NEW YORK (Reuters) - Industrial giant General Electric Co and oilfield services company Baker Hughes, both beset by difficulties during oil’s two-year price rout, may have a clear path out of the doldrums: join forces.
GE (GE.N) said Thursday it was in discussions with Baker Hughes Inc BHI.N but not to acquire the company outright. Baker Hughes said Friday talks were ongoing. Both companies declined to comment on the talks beyond official statements.
GE’s oil and gas division has fought to get the scale the conglomerate enjoys in other industries. Despite efforts to grow through a series of acquisitions, the division has faced weaker revenues during oil’s downturn than other units of GE. Organic growth in oil and gas has lagged other sectors.
Baker Hughes had its own growth difficulties, spending a year and a half stuck in limbo amid a $28-billion merger with Halliburton that was ultimately scrapped after opposition from antitrust regulators.
Following the termination of the Halliburton merger, Baker Hughes CEO Martin Craighead has said the company is well positioned to focus on developing products that lower costs and maximize production for operators in the oil and gas industry.
Baker Hughes shares gained 8.4 percent Friday to $59.12, valuing the company at about $25 billion.
With oil prices rebounding to $50 a barrel, M&A activity could tick up as investors see the two-year rout in crude ending. A partnership with Baker Hughes could allow GE’s oil and gas division to transform itself into a larger player in the sector to better compete with oilfield services leader Schlumberger Inc (SLB.N), and could give Baker Hughes a chance to redefine itself following the failed merger.
“If there’s a time to double down on the sector, now is the time given the prices we’ve seen,” said Jonathan Garrett, principal analyst for U.S. upstream research at Wood Mackenzie. The partnership would be formed at a time GE has been shrinking its capital markets division and is returning to its industrial roots, he said.
For GE, which strives to be in the top of each industrial sector, oil and gas has been a harder area to develop, said Ed Hirs, energy fellow at the University of Houston. Baker Hughes offers good capitalization and scale for the smaller GE unit.
“This is a pretty good, intelligent bet on the future,” he said, noting that it comes as the oil market’s downturn appears to be ending. The downturn led oilfield service companies to cut their prices, curtailing profits.
Baker Hughes is “a much-emasculated industrial enterprise relative to its pre-HAL dalliance days,” Bill Hebert, senior research analyst at Piper, Jaffray & Co, said in a note to clients.
Both companies have faced pressure from activist investors. ValueAct Capital is the largest shareholder of Baker Hughes, investing after the merger with Halliburton was announced and betting upon its success. After the collapse of that merger, ValueAct has remained Baker Hughes’ top shareholder.

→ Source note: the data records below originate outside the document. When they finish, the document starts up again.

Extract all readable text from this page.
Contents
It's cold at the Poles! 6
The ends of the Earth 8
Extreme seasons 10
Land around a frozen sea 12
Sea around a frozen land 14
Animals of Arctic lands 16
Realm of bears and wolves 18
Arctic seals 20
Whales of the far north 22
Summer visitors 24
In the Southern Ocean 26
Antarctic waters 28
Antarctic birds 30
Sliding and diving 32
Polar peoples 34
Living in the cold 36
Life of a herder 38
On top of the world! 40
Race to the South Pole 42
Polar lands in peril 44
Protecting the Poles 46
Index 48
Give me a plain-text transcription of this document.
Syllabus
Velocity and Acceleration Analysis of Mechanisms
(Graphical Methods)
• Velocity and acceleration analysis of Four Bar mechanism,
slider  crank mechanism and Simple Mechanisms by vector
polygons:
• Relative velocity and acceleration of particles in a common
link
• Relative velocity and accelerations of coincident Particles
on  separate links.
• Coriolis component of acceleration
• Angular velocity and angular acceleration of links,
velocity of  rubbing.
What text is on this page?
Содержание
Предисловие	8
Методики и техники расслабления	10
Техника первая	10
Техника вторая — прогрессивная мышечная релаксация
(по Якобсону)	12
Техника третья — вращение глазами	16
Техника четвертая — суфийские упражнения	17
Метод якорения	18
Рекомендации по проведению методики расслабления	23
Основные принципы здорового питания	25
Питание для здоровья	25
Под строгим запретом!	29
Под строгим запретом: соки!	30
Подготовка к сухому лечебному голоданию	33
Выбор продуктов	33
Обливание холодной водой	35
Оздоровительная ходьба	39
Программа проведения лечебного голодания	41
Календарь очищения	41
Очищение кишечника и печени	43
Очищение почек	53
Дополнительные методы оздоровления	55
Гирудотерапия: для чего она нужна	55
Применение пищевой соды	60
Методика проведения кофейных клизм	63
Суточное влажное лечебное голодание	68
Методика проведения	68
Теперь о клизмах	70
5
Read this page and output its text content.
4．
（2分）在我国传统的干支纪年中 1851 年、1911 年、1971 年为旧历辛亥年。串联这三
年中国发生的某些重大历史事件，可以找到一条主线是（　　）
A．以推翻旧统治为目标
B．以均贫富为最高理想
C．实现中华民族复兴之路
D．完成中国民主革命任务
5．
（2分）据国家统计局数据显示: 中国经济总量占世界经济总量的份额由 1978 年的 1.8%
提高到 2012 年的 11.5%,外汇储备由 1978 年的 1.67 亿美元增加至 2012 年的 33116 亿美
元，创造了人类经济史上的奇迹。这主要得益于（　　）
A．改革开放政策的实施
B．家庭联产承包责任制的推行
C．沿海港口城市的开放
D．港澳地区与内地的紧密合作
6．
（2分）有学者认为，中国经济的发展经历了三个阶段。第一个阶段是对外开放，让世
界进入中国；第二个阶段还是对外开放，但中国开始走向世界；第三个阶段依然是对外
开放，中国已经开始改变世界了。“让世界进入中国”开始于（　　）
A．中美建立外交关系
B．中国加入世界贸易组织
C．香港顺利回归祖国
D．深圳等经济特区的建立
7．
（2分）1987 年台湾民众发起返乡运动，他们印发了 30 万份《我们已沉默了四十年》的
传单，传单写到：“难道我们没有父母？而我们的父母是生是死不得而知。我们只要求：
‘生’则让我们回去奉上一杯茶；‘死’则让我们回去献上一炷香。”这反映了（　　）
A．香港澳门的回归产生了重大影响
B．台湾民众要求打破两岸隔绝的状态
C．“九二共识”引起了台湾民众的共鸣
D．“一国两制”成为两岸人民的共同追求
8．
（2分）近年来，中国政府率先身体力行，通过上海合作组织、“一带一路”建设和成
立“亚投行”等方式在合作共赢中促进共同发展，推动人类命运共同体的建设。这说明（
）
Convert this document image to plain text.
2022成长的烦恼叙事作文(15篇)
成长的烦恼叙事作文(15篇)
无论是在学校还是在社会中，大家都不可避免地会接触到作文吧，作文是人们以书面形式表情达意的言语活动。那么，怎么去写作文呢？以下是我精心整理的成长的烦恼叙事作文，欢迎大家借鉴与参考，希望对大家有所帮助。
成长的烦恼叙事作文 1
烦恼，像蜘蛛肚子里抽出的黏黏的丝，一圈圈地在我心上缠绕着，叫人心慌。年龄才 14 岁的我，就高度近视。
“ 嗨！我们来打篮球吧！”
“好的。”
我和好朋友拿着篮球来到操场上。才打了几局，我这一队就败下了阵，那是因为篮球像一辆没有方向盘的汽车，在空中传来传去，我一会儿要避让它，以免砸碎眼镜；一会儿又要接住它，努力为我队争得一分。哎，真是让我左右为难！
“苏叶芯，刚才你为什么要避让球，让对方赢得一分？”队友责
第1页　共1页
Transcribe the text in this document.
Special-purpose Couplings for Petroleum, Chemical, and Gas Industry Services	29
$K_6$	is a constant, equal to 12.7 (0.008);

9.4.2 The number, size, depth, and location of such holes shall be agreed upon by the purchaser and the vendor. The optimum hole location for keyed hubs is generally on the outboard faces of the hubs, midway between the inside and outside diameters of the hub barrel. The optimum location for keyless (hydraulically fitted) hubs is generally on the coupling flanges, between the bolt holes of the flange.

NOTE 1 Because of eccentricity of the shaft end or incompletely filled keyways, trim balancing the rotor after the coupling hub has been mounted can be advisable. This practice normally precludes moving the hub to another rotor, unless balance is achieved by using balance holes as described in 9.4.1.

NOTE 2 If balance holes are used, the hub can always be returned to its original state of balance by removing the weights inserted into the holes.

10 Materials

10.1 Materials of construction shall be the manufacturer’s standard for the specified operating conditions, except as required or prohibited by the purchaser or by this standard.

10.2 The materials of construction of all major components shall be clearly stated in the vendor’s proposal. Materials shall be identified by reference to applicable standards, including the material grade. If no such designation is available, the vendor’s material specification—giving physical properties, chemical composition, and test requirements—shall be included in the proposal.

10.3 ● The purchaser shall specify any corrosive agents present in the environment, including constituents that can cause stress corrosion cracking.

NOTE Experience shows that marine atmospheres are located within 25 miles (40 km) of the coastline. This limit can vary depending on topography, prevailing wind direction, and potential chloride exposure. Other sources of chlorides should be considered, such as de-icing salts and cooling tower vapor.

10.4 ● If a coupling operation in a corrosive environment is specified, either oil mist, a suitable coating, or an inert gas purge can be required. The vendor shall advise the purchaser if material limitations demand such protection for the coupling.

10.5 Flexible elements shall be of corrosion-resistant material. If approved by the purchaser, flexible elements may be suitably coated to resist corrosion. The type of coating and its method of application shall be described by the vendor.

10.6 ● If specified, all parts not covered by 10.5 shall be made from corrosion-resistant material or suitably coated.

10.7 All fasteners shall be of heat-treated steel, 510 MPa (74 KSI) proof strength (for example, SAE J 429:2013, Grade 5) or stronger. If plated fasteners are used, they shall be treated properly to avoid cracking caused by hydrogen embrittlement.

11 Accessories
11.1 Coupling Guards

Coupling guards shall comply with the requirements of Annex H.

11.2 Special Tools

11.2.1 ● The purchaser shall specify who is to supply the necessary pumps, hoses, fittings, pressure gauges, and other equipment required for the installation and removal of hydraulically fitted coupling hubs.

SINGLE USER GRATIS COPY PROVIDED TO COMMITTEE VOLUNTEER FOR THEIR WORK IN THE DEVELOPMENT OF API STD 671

Trian Partners is one of GE’s largest shareholders, and has demanded that the company cut costs and be more disciplined about acquisitions.
The exact structure of a deal could determine the benefits for both sides. GE could gain breadth from Baker Hughes’ strengths in downwell services, completion and artificial lift, while Baker Hughes could improve its services with technologies developed by other GE units, analysts said.
GE has forecast cost cuts at the division and has said it will “try to compensate” for the fact that the division has earned less than expectations given a year and a half ago. The company had purchased Lufkin, a pump maker, for $3.3 billion just one year before oil prices cratered.
“We still think it’s a really good GE business,” GE CEO Jeff Immelt said on the company’s most recent earnings call. “I have every confidence we’re going to come out of the cycle better than we went in.”